All the overwhelming worries I had at the start — I didn’t have a jumping off point, didn’t have a source to call, didn’t have a friend to introduce me around, didn’t have anything — turned out to be the best part of this whole crazy adventure.
I was out on the tightrope, just like I had been when I was first trying to become a writer.
And I absolutely loved every minute of it.
Numerous people inspired me to take this on … but I would have to put Susan Orlean at the top. I don’t really know Susan, but we are Twitter friends — just a couple of Clevelanders on the Interwebs — and I’m a huge fan. She has a philosophy about writing, one she summed up recently on a podcast: “I begin, always, not knowing anything,” she said. “I never write about something I know anything about. It opens the world to me.'
It’s true. There’s something so liberating about that, so much fun, about unabashedly entering a world as the dumbest person in the room. Some of my favorite moments as a sportswriter began that way. Before I began my first interview with race car driver Jimmie Johnson, I told him (quite truthfully) that I know nothing about NASCAR or racin’ or any of that. And I quickly proved this by asking a million of the most basic questions you could imagine, such as what it means for a car to be “loose” — I’d heard that so many times but I had no idea what it meant.*
*This technique or whatever you might call it doesn’t always work. I once tried a similar line of questioning with race car driver Mark Martin, and he snapped in a conversation-ending way, “I”m not here to teach you about racing.” That was fun in its own way too.
I asked Bob Baffert, the most accomplished horse trainer in America, such basic horse racing questions that the reporters around me sent a Kentucky Derby record for eye-rolling. I asked Hall of Fame batter Billy Williams to explain to me the difference between a slider and a curveball. I asked hockey star Pat LaFontaine the difference between a slap shot and a wrist shot. Yeah. I really did that.
And, looking back. I absolutely loved asking these questions, even if they made me look stupid, especially if they made me look stupid, because I really didn’t care about that. I come into every conversation with that assumption. I cared about learning stuff.
After a while, though, you become an established sportswriter, and you’ve asked all the basic questions, and looking stupid doesn’t necessarily play to your benefit.
With Houdini, I had full freedom to look stupid again. It was wonderful.
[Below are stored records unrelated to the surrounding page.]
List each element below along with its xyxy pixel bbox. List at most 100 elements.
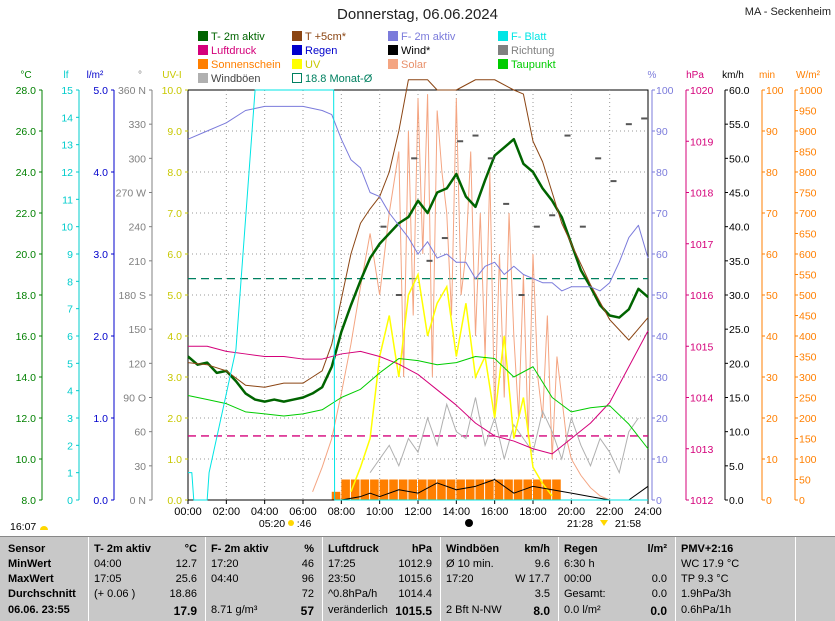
table-value: 9.6 (534, 558, 550, 570)
table-value: 12.7 (175, 558, 197, 570)
table-value: 1015.5 (395, 604, 432, 618)
axis-tick-label: 1.0 (93, 413, 108, 425)
series-luftdruck (188, 330, 649, 455)
table-cell: WC 17.9 °C (681, 558, 740, 570)
axis-tick-label: 100 (766, 85, 784, 97)
legend-label: Richtung (511, 45, 555, 57)
axis-tick-label: 12 (61, 167, 73, 179)
table-cell: 06.06. 23:55 (8, 604, 70, 616)
legend-label: 18.8 Monat-Ø (305, 73, 373, 85)
table-value: 1012.9 (398, 558, 432, 570)
axis-tick-label: 350 (799, 352, 817, 364)
x-tick-label: 22:00 (596, 506, 624, 518)
axis-tick-label: 180 S (119, 290, 146, 302)
axis-tick-label: 10 (656, 454, 668, 466)
sunrise-extra: :46 (297, 518, 312, 530)
axis-tick-label: 35.0 (729, 256, 750, 268)
legend-swatch (292, 31, 302, 41)
axis-tick-label: 5.0 (167, 290, 182, 302)
table-cell: 1.9hPa/3h (681, 588, 732, 600)
axis-tick-label: 10.0 (16, 454, 37, 466)
x-tick-label: 20:00 (558, 506, 586, 518)
axis-tick-label: 16.0 (16, 331, 37, 343)
legend-item: T- 2m aktiv (198, 31, 265, 43)
sunshine-bar (427, 479, 437, 500)
axis-tick-label: 240 (128, 222, 146, 234)
legend-item: T +5cm* (292, 31, 346, 43)
table-cell: ^0.8hPa/h (328, 588, 378, 600)
table-header: Luftdruck (328, 543, 379, 555)
axis-tick-label: 15.0 (729, 393, 750, 405)
axis-label-humidity: % (648, 70, 657, 81)
x-tick-label: 04:00 (251, 506, 279, 518)
axis-tick-label: 45.0 (729, 188, 750, 200)
table-cell: (+ 0.06 ) (94, 588, 136, 600)
axis-tick-label: 10 (766, 454, 778, 466)
legend-label: UV (305, 59, 321, 71)
table-cell: 23:50 (328, 573, 356, 585)
axis-tick-label: 8 (67, 276, 73, 288)
series-solar (312, 94, 610, 501)
table-cell: 00:00 (564, 573, 592, 585)
axis-tick-label: 1019 (690, 136, 714, 148)
axis-tick-label: 15 (61, 85, 73, 97)
table-cell: 04:00 (94, 558, 122, 570)
station-name: MA - Seckenheim (744, 6, 831, 18)
legend-swatch (388, 59, 398, 69)
axis-tick-label: 270 W (116, 188, 146, 200)
axis-label-wind: km/h (722, 70, 744, 81)
legend-swatch (198, 59, 208, 69)
axis-tick-label: 0 (67, 495, 73, 507)
axis-tick-label: 7.0 (167, 208, 182, 220)
axis-tick-label: 28.0 (16, 85, 37, 97)
axis-tick-label: 40 (656, 331, 668, 343)
table-value: 0.0 (650, 604, 667, 618)
axis-tick-label: 0 (656, 495, 662, 507)
sunshine-bar (494, 479, 504, 500)
legend-label: F- 2m aktiv (401, 31, 456, 43)
legend-item: Taupunkt (498, 59, 556, 71)
sunshine-bar (418, 479, 427, 500)
table-value: 57 (300, 604, 314, 618)
axis-tick-label: 70 (656, 208, 668, 220)
series-t-5cm (187, 79, 649, 388)
series-wind (188, 479, 649, 501)
legend-swatch (198, 31, 208, 41)
axis-tick-label: 90 (766, 126, 778, 138)
axis-tick-label: 150 (128, 324, 146, 336)
axis-tick-label: 120 (128, 358, 146, 370)
axis-tick-label: 360 N (118, 85, 146, 97)
table-column: T- 2m aktiv °C 04:00 12.7 17:05 25.6 (+ 0.06 )… (88, 537, 206, 621)
table-cell: TP 9.3 °C (681, 573, 729, 585)
axis-tick-label: 12.0 (16, 413, 37, 425)
axis-tick-label: 1017 (690, 239, 714, 251)
axis-tick-label: 50 (656, 290, 668, 302)
axis-tick-label: 300 (128, 153, 146, 165)
table-cell: Gesamt: (564, 588, 606, 600)
axis-tick-label: 30.0 (729, 290, 750, 302)
axis-tick-label: 1012 (690, 495, 714, 507)
axis-tick-label: 900 (799, 126, 817, 138)
table-column: Regen l/m² 6:30 h 00:00 0.0 Gesamt: 0.0 0.0 l/m… (558, 537, 676, 621)
axis-tick-label: 1013 (690, 444, 714, 456)
table-value: 0.0 (651, 573, 667, 585)
legend-swatch (498, 31, 508, 41)
axis-tick-label: 210 (128, 256, 146, 268)
table-cell: MaxWert (8, 573, 54, 585)
axis-tick-label: 60 (656, 249, 668, 261)
table-header: Regen (564, 543, 598, 555)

My lack of understanding liberated me to ask the incomparable David Copperfield what is cool about magic, and I had the freedom to ask the incredible sleight-of-hand artist Joshua Jay what makes card tricks cool, and I had the freedom to nag the brilliant magic inventor and writer Jim Steinmeyer anytime there was anything I didn’t understand (which was, more or less, everything).*
*There are so many amazing characters in this book, I cannot wait to introduce you to some of them over the next few weeks.
Of course, any and all of them had a similar freedom to tell me to go jump off a pier with handcuffs on (the way Houdini used to). But they didn’t. None of them. I had been told at the start that the magic community is suspicious of laymen (muggles) and would be tough to crack. I found it to be the exact opposite. Everyone was warm. Everyone was kind. Everyone was boundlessly generous.
And that made this book the ultimate adventure. Every single day, I would wake up thrilled and curious to see what amazing thing would happen next. I remember so many days, so many amazing moments, but one of my favorites when I interviewed Jen Kramer, who is the only woman to have a full show in Vegas right now. We talked about the power of magic, the Houdini poster on her wall, the way her life led to this need to spark wonder in others.
And then, right in the middle of the interview, Jen tore off the corner of a seven of diamonds, then put the piece and the card in her mouth and restored it. She handed the card to our oldest daughter, Elizabeth, who still carries it around with her.
I mean — how could you not love writing a book like that?